Mit ihren Ergebnissen und Empfehlungen treffen die Bauphysiker in den Unternehmen meist auf zwei Positionen. Da ist eineseits der Betriebsrat, den vor allem interessiert, wie sich bauphysikalische Mängel als physische und psychische Belastungen auswirken. Dem gegenüber steht die Geschäftsführung eines Unternehmens, die von den Bauphysikern wissen will, wie die Produktivität oder gar der Umsatz steigen könnten, wenn sie in Klimatisierung, Akustik oder regelbares Licht investiert. Welches Potenzial darin steckt, verdeutlicht Leistner wie folgt: Nimmt man je Mitarbeiter Personalkosten von 60.000 Euro im Jahr an, verursacht schon ein Leistungsverlust von zwei Prozent, der sich durch bauphysikalische Maßnahmen verhindern ließe, 1.200 Euro Kosten – pro Kopf und Jahr! „Obwohl sich die Investition in gute Bauphysik lohnt, werden diese Kostenpositionen viel zu oft dem Sparzwang geopfert“, beklagt Leistner.
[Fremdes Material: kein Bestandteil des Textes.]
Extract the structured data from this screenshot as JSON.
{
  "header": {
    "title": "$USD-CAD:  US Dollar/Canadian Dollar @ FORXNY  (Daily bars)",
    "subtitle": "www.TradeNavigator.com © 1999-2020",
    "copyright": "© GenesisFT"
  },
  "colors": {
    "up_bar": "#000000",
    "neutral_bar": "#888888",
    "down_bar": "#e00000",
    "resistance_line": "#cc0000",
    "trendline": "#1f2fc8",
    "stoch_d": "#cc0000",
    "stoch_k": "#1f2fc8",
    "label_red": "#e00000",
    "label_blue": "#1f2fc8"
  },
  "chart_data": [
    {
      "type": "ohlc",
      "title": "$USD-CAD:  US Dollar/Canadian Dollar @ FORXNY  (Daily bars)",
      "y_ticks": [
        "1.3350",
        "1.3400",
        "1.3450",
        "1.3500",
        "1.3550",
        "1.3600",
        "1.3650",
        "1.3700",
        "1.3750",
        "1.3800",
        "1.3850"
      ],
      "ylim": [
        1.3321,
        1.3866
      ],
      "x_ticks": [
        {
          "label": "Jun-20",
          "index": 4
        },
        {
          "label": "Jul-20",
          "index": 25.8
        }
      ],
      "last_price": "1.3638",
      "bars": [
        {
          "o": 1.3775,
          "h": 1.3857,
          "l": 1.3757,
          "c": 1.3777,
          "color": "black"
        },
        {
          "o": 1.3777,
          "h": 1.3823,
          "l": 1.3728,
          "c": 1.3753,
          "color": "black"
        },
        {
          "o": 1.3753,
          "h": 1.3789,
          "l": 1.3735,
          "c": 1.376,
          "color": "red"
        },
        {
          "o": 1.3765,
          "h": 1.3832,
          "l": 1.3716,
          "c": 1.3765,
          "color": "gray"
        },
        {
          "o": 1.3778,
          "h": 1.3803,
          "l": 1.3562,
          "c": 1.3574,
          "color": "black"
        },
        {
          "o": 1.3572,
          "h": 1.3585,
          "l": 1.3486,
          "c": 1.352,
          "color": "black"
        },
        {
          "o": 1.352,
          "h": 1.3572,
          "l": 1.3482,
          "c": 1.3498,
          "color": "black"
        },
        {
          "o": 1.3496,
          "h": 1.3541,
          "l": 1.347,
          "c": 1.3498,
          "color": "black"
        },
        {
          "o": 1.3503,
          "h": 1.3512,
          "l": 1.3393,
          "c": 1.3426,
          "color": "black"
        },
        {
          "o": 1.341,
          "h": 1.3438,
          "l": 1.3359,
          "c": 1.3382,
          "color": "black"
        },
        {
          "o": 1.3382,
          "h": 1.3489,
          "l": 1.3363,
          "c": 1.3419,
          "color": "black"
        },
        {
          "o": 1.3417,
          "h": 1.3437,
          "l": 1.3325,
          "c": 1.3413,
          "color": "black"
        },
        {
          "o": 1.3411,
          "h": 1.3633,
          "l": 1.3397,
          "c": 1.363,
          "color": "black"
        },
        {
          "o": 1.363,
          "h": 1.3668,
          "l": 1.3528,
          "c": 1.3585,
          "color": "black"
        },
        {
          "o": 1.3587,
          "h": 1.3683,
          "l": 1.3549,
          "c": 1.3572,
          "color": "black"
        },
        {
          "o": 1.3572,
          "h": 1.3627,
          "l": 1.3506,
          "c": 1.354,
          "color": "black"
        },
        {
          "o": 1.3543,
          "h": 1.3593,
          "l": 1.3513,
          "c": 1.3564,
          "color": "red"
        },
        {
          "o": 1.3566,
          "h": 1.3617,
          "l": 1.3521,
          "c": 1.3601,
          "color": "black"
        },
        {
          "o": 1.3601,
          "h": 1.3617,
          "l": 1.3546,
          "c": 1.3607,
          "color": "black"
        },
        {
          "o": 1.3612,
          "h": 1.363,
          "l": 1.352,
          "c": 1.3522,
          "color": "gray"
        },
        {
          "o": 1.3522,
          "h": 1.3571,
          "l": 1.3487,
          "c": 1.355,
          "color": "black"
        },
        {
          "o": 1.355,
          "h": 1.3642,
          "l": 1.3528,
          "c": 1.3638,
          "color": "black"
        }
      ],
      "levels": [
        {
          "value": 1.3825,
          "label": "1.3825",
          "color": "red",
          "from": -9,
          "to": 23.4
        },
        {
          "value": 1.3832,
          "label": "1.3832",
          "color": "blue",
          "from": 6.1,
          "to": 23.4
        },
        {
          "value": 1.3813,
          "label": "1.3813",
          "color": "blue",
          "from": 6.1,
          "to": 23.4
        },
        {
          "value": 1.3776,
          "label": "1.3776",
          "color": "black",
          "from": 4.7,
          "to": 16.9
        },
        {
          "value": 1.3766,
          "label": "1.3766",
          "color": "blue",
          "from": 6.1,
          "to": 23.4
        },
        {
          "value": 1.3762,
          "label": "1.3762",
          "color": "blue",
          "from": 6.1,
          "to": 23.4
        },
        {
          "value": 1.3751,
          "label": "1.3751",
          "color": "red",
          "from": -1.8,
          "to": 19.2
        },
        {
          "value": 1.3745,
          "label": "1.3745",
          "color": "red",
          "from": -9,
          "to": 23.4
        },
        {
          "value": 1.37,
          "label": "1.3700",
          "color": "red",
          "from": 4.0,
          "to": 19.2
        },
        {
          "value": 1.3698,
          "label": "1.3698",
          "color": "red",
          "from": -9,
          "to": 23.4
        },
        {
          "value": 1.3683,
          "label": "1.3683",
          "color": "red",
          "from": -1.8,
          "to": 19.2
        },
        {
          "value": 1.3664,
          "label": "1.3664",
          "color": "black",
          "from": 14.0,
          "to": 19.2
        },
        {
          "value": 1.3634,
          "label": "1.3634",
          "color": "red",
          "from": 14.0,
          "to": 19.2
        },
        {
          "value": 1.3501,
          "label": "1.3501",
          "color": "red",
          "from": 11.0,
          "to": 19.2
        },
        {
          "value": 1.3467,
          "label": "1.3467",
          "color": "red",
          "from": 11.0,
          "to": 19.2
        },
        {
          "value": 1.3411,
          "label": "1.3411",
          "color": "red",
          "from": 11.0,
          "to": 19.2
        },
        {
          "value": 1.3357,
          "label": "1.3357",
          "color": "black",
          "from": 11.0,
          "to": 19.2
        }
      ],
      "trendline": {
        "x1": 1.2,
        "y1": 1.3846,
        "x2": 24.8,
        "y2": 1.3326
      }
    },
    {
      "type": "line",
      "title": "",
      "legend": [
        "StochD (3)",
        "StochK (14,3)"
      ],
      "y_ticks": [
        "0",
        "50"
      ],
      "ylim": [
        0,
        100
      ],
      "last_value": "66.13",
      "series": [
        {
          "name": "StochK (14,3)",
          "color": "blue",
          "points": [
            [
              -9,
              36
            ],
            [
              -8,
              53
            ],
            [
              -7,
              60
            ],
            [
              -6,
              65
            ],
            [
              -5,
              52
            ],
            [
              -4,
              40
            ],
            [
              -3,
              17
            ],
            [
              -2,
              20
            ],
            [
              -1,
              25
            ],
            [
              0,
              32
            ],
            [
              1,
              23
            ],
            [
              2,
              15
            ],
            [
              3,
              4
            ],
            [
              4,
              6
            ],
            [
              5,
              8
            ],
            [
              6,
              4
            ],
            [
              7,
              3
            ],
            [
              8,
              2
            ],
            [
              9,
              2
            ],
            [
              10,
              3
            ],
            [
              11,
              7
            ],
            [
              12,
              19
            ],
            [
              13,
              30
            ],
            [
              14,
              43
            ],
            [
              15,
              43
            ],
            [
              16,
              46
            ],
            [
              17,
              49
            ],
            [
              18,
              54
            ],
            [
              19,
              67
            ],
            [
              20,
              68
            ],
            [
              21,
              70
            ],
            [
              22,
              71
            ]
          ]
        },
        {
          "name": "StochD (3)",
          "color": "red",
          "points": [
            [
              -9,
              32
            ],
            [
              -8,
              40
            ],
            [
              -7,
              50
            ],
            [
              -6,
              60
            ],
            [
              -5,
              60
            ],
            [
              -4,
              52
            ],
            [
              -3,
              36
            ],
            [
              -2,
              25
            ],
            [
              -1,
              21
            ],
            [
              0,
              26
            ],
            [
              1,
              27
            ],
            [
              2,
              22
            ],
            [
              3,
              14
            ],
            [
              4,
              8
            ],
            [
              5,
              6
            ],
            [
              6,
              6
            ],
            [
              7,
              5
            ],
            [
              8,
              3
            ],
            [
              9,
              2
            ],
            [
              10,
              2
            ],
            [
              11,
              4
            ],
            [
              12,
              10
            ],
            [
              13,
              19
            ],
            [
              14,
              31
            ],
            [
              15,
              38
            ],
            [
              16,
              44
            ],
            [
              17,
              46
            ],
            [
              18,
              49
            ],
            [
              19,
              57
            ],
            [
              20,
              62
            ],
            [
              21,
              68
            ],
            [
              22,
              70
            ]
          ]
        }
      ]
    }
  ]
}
Und verweist auf den Sommer 2018: Er habe wieder verdeutlicht, dass hitzebedingte Leistungseinbußen oder Abwesenheit deutlich mehr kosten als eine Klimaanlage. „Immer noch müssen sehr viele Menschen mit einer Umgebung zurechtkommen, die Gesundheit, Komfort und Leistungsfähigkeit beeinträchtigt, statt sie zu fördern“, so Leistner. „Unsere Forschungsergebnisse klingen manchmal nach Empfehlungen für Luxusräume. Sie richten sich aber auf die alltäglichen 90 Prozent unserer Lebenszeit, die wir in Räumen verbringen."

Daniel Völpel

Energieeffizienz mit Wohlfühlfaktor
Mit möglichst geringem Energieeinsatz ein behagliches Raumklima schaffen – das ist auch ein zentrales Anliegen des neuen Instituts für Gebäudeenergetik, Thermotechnik und Energiespeicherung (IGTE) der Universität Stuttgart, das am 1. Juli durch die Zusammenführung der Institute für Gebäudeenergetik (IGE), für Thermodynamik und Wärmetechnik (ITW) mit seinem Forschungsund Testzentrum für Solaranlagen (TZS) sowie für Energiespeicherung (IES) entstanden ist. Forschungsziele sind unter anderem die Verbesserung der energetischen Standards von Gebäuden und Anlagentechnik als Beitrag zur Senkung des Energieverbrauchs, der Emissionen sowie zur Erhöhung der Energieeffizienz. Ebenso wollen die rund 60 Wissenschaftlerinnen und Wissenschaftler die energetische Funktion und die Raumluftqualität des Gesamtsystems „Gebäude“ bzw. „Quartier“ optimieren und zu Fortschritten in der Einbindung von erneuerbaren Energien, insbesondere der Solarthermie, in heiz- und raumlufttechnische Systeme beitragen.